US Supreme Court liberals lament ruling making the president 'a king above the law'

By Will Dunham

WASHINGTON (Reuters) - The president of the United States has been elevated to the status of "a king above the law." The occupant of the White House may order assassinations of political rivals without fear of prosecution. America's leader may now be insulated from criminal consequences for whatever he or she wants to do in office.

That is what U.S. Supreme Court liberals said in dissent to Monday's landmark decision recognizing for the first time broad immunity from prosecution for former presidents.

In the ruling involving the federal criminal case against Donald Trump for his efforts to overturn his 2020 election loss, the court found that he cannot be prosecuted for official actions taken within his constitutional powers as president. Private actions, under the ruling, were not protected.

The court's six conservatives were in the majority in the ruling, with liberals Sonia Sotomayor, Elena Kagan and Ketanji Brown Jackson in dissent.

"The president of the United States is the most powerful person in the country, and possibly the world. When he uses his official powers in any way, under the majority's reasoning, he now will be insulated from criminal prosecution," Sotomayor wrote, joined by Kagan and Jackson.

"Orders the Navy's Seal Team 6 to assassinate a political rival? Immune. Organizes a military coup to hold onto power? Immune. Takes a bribe in exchange for a pardon? Immune. Immune, immune, immune. Let the president violate the law, let him exploit the trappings of his office for personal gain, let him use his official power for evil ends," Sotomayor wrote.

The ruling, written by Chief Justice John Roberts, noted that presidents need to execute their duties "fearlessly and fairly" without the threat of prosecution for their actions.

"Because if he knew that he may one day face liability for breaking the law, he might not be as bold and fearless as we would like him to be. That is the majority's message today," Sotomayor wrote. "Even if these nightmare scenarios never play out, and I pray they never do, the damage has been done. The relationship between the president and the people he serves has shifted irrevocably. In every use of official power, the president is now a king above the law."

Jackson, writing a separate dissent, said that the ruling overthrows long-cherished principles in American law.

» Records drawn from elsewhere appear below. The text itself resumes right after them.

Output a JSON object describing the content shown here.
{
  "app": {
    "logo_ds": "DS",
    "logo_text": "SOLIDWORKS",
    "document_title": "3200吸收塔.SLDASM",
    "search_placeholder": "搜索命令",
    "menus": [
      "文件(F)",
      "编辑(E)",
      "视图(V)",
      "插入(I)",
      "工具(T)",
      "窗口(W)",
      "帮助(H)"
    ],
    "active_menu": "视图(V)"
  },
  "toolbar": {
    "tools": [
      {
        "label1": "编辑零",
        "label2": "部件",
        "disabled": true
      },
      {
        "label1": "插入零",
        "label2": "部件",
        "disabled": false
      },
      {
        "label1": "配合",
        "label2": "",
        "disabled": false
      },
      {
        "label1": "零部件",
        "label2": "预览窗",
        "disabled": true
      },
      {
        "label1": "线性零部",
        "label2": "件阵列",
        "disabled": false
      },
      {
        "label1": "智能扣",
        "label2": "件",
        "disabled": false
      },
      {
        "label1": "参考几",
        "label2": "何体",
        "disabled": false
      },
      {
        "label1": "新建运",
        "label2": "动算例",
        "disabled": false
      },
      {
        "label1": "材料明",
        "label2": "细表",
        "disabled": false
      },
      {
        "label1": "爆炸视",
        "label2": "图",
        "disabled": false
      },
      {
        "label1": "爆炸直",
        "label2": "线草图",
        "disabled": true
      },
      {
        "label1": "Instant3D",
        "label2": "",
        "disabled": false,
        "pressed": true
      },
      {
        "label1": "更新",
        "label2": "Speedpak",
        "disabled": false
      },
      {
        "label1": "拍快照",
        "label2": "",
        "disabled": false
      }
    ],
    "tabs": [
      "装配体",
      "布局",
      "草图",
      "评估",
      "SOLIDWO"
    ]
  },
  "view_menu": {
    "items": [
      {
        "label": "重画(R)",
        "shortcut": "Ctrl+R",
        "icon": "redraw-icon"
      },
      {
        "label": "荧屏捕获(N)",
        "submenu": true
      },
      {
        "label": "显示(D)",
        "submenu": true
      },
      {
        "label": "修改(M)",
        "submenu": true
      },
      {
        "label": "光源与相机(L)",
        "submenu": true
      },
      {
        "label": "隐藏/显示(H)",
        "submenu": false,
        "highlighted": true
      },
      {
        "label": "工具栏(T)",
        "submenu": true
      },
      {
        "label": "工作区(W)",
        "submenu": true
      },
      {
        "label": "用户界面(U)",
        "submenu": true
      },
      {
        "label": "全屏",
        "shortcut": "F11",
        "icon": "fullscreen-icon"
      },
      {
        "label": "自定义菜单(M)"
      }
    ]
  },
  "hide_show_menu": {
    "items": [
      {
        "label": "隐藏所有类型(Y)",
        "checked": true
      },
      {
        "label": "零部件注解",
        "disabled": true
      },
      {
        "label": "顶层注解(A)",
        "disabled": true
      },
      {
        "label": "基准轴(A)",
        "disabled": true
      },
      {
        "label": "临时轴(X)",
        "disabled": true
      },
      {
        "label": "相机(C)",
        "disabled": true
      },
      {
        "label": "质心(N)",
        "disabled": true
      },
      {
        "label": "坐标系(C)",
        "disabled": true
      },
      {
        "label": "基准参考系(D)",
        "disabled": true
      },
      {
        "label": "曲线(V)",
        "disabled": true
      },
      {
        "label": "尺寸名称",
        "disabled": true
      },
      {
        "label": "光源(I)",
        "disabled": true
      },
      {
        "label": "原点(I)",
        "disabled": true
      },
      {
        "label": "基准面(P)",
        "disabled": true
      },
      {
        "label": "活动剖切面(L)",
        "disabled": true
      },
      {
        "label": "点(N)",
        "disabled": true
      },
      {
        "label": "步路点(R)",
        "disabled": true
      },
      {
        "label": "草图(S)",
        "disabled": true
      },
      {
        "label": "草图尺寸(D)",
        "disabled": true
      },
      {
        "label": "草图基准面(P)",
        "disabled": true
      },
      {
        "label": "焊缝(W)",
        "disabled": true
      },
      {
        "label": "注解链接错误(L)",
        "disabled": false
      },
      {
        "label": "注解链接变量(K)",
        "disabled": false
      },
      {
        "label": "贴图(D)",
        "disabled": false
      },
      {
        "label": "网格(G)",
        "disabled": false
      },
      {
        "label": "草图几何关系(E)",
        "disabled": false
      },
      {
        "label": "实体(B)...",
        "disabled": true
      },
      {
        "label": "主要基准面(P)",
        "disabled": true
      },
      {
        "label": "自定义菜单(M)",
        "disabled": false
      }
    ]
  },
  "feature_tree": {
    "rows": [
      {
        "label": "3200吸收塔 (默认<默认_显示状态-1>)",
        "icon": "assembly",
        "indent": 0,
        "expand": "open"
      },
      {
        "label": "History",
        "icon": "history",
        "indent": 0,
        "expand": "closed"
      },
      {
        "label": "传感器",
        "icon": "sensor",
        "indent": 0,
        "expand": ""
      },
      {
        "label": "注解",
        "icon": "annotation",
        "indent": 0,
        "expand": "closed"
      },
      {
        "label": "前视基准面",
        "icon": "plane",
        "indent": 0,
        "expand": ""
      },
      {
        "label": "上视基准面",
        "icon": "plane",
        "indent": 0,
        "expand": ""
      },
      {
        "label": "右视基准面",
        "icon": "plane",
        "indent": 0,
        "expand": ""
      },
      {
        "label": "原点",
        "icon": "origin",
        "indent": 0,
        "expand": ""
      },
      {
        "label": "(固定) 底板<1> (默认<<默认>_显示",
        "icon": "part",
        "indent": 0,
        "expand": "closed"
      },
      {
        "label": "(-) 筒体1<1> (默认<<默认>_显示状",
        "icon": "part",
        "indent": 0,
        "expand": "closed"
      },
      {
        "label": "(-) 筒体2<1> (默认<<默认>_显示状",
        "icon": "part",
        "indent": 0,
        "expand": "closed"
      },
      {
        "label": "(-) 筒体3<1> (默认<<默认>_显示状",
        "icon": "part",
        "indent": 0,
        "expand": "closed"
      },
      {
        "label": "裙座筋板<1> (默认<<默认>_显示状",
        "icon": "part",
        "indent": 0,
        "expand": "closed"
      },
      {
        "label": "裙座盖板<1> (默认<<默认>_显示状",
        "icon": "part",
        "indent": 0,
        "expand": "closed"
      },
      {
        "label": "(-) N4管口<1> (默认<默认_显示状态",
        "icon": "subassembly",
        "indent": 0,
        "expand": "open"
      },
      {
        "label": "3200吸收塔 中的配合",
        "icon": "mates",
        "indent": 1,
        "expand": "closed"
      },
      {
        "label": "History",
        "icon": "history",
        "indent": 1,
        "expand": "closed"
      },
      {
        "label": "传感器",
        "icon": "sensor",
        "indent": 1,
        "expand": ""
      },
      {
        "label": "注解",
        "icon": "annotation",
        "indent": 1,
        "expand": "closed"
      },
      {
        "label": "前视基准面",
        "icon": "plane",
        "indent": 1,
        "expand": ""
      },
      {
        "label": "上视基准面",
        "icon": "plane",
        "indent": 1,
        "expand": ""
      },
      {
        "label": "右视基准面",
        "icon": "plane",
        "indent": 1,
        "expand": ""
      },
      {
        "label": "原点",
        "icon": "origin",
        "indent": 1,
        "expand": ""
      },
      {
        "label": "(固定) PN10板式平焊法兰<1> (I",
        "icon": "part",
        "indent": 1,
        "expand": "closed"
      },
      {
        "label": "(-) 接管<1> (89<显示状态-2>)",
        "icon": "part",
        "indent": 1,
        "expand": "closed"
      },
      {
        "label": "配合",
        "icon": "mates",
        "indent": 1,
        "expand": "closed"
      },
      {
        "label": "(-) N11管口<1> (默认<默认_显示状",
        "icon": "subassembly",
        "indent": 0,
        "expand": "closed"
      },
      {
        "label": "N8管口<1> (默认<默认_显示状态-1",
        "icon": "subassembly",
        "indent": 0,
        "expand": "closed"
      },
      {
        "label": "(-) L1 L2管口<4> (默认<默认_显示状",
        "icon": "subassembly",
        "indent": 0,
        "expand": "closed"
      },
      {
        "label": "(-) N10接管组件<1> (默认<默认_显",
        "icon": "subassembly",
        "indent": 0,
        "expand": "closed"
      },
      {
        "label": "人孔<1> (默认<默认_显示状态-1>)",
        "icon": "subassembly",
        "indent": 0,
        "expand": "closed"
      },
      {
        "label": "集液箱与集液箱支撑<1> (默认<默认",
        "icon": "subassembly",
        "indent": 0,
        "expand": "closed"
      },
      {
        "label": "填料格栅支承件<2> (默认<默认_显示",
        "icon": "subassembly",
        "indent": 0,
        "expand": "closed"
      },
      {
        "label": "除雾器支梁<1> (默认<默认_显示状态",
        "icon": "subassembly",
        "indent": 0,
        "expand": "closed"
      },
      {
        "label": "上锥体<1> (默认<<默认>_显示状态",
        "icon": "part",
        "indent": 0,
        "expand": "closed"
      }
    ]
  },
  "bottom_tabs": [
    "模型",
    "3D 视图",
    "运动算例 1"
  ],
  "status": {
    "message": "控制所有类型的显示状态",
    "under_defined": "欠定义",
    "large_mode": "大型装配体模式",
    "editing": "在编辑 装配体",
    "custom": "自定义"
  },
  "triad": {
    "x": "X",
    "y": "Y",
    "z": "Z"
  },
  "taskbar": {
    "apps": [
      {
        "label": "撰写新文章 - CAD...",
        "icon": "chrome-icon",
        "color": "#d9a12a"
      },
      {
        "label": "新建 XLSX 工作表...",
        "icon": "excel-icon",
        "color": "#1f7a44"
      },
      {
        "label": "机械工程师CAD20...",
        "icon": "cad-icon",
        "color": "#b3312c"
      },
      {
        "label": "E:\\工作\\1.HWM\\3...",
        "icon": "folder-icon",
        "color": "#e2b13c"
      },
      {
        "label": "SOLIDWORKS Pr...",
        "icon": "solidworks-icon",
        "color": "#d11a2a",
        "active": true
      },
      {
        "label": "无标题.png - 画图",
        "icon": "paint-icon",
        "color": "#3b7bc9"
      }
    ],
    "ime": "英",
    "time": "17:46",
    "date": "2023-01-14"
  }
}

"All of this is to say that our government has long functioned under an accountability paradigm in which no one is above the law; an accused person is innocent until proven guilty; and criminal defendants may raise defenses, both legal and factual, tailored to their particular circumstances, whether they be government officials or ordinary citizens. For over two centuries, our nation has survived with these principles intact," Jackson wrote.

Jackson said that the court's majority with this decision instead "breaks new and dangerous ground."

"Departing from the traditional model of individual accountability, the majority has concocted something entirely different: a presidential accountability model that creates immunity - an exemption from criminal law - applicable only to the most powerful official in our government," Jackson wrote.

Jackson zeroed in on the question of what might constitute an official action shielded from prosecution.

"Thus, even a hypothetical president who admits to having ordered the assassinations of his political rivals or critics ... or one who indisputably instigates an unsuccessful coup ... has a fair shot at getting immunity under the majority's new presidential accountability model," Jackson said.

That is because, Jackson added, whether a president's conduct may subject him to criminal liability hinges on the characteristics of the action at issue that would imbue it with the status of "official" or "unofficial" conduct.

"In the end, then, under the majority's new paradigm, whether the president will be exempt from legal liability for murder, assault, theft, fraud or any other reprehensible and outlawed criminal act," Jackson said, "will turn on whether he committed that act in his official capacity, such that the answer to the immunity question will always and inevitably be: It depends."